Peak inverse voltage (PIV) is 2Vmax in center tapped full wave rectifier (but it is Vmax in full wave bridge rectifier). By using a center tapped transformer we are creating two AC sources which are out of phase by 180° ( Vao and Vbo ) but with same amplitude of Vmax.

Answer 2

Answer:

a) Power delivered to the load is 0.714 W.

b) Percentage regulation at full load is 0.93%.

c) Efficiency of rectification is 0.80.

d) Transformer utilisation factor of the secondary is 0.802.

Explanation:

Given,

The RMS voltage from either end of secondary to the centre tap, $V_{rms}$ = 30V

• RMS is defined as the square root of the mean square. 

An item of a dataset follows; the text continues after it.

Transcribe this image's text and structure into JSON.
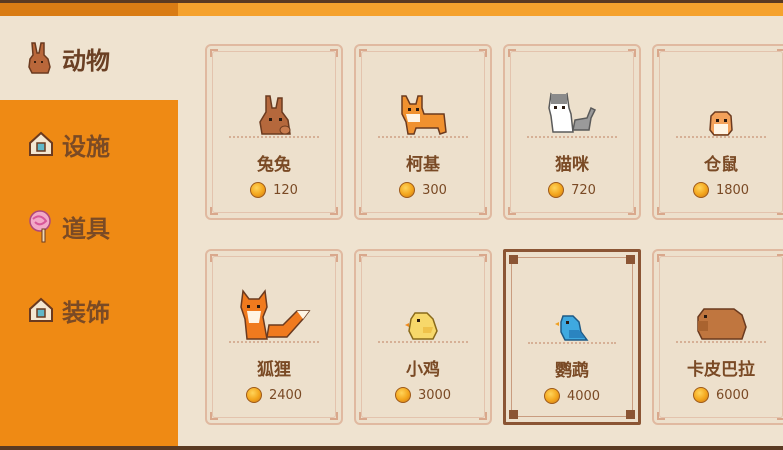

The forward resistance, $R_{f}$ = 2Ω

The half secondary resistance, $R_{s}$ = 8 Ω

The load resistance, $R_{l}$ = 1 KΩ = 1000 Ω

Maximum voltage, $V_{m}$ =?

As we know,

• $V_{m} = V_{rms} \sqrt{2}$
• $V_{m} = 30\sqrt{2}$ = 42.42 V

Maximum current,

• $I_{m} = \frac{V_{m} }{R_{f} + R_{s} + R_{l} }$
• $I_{m} = \frac{42.42}{2 + 8 + 1000}$
• $I_{m} = \frac{42.42}{1010}$ = 0.042 A = 42 × 10⁻³A

The current supplied by the transformer,

• $I_{DC} = \frac{2 I_{m} }{\pi }$  
• $I_{DC} = \frac{2 \times 42 \times 10^{-3} }{3.14 }$ = 26.75 × 10⁻³A

a)  Power delivered to load:

• $P_{l} = I_{DC} ^{2} R_{l}$
• $P_{l} = (26.75 \times 10^{-3} )^{2} \times 1000$ = 0.714 W

b) % regulation at full load:

No load voltage,

• $V_{NL} = \frac{2V_{m} }{\pi }$
• $V_{NL} = \frac{2\times 42.42 }{3.14 }$ = 27 V

Full load voltage,

• $V_{FL} = I_{DC} \times R_{l}$ = 26.75 × 10⁻³ × 1000 = 26.75 V

Therefore,

• % regulation at full load = $\frac{V_{NL} - Vx_{FL} }{V_{FL} } \times 100$ = $\frac{27 - 26.75}{26.75}\times 100$ = 0.93%

c) Efficiency of rectification: 

• E = DC output/AC input

• $E =\frac{8}{\pi ^{2} } \times\frac{1}{1 +\frac{R_{f}+ R_{s} }{R_{l} } }$ =  $E =\frac{8}{3.14 ^{2} } \times\frac{1}{1 +\frac{2+ 8 }{1000} } }$ = 0.80

d)  T.U.F. of secondary.​

Transformer utilisation factor of secondary

First, we have to calculate the AC rating,

AC rating = V (rms) × I (rms) =  $V_{rms}\times \frac{I_{m} }{\sqrt{2} }$ = $30 \times\frac{42 \times 10^{-3} }{\sqrt{2} }$ = 0.89 W

Now,

T.U.F = DC power output/ AC rating

T.U.F = $\frac{0.714}{0.89}$ = 0.802